At Westminster Stibbington is in the parliamentary constituency of North West Cambridgeshire, and elects one Member of Parliament (MP) by the first past the post system of election. Stibbington is represented in the House of Commons by Sam Carling (Labour). Sam Carling has represented the constituency since 2024. The previous member of parliament was Shailesh Vara (Conservative) who represented the constituency between 2005 and 2024.

==Transport==
South of the village, the A1 was dualled, from early 1959, as the North of Water Newton to Stibbington section, built by A. Monk Ltd, of Padgate. Until April 1959, the railway level crossing took the Northampton and Peterborough Railway over the A1. The Stibbington bypass opened around late 1959. The bridge over the railway, nearby to the west, can be seen in the 1983 Octopussy film, filmed in September 1982.

North of the village, a three-lane road, of three-quarters of a mile, was built towards Wansford in 1956. In 1973, Huntingdonshire agreed to a £600,000 improvement to dual the A1 to Wansford. The A1 section in the early 1970s was a short three-lane single carriageway, which was a known dangerous stretch. The Stibbington-Wansford Improvement began in mid-1973. It had cost £761,700 by 1975. The carriageway, and concrete bridge across the Nene, opened on Monday 21 April 1975, built by A. Monk Ltd.

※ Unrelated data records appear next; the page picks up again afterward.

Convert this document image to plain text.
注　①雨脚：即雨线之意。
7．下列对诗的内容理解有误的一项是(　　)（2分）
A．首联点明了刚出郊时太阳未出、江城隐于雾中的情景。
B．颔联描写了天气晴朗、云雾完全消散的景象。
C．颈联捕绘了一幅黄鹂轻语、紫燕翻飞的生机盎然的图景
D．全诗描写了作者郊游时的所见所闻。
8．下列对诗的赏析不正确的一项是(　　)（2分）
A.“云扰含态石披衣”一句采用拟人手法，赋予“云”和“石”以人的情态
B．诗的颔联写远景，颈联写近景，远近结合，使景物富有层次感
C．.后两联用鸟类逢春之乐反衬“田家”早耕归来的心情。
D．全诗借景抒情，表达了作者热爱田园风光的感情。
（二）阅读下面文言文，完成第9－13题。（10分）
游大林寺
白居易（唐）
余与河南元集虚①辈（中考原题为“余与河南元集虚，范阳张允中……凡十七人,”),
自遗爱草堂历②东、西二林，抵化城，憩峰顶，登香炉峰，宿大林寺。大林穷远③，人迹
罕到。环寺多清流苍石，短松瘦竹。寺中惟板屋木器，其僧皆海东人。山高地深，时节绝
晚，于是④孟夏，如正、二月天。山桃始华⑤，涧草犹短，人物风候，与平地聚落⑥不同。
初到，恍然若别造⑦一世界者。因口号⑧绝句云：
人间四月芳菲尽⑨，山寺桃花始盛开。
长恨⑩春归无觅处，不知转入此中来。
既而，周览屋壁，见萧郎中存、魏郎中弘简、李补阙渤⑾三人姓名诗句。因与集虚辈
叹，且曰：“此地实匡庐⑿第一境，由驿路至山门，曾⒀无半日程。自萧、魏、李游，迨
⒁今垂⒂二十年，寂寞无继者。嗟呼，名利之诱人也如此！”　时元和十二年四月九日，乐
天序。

The former route through Wansford became the A6118. Although the Stibbington-Wansford section was the last single-carriageway section on the A1, between south Hertfordshire and Northumberland, there would be many contraflow sections for repairs for the next twenty years.

== Demography ==

=== Population ===

In the period 1801 to 1901 the population of Sibson-cum-Stibbington was recorded every ten years by the UK census. During this time the population was in the range of 324 (the lowest was in 1801) and 790 (the highest was in 1851).

From 1901, a census was taken every ten years with the exception of 1941 (due to the Second World War).

| Parish | 1911 | 1921 | 1931 | 1951 | 1961 | 1971 | 1981 | 1991 | 2001 | 2011 |
|---|---|---|---|---|---|---|---|---|---|---|
| Sibson-cum-Stibbington | 432 | 408 | 495 | 682 | 447 | 388 | 470 | 464 | 438 | 473 |

All population census figures from report Historic Census figures Cambridgeshire to 2011 by Cambridgeshire Insight.

In 2011, the parish covered an area of 1542 acre and the population density of Sibson-cum-Stibbington in 2011 was 196. 3 persons per square mile (75. 8 per square kilometre).

== Culture and community ==

The church stands about a quarter of a mile east of the Great North Road near the ford to Sutton. Stibbington Hall, near the church, is a Grade I-listed 17th-century house. Stibbington House lies between the Elton Road and the Nene, and was the residence of Sir Stephen Hastings. Stibbington Manor Farm, on the south-west side of the A1 near Sibson Manor House, was built about 1625.

There is a popular environmental residential centre at Stibbington that hosts a variety of courses for primary age children.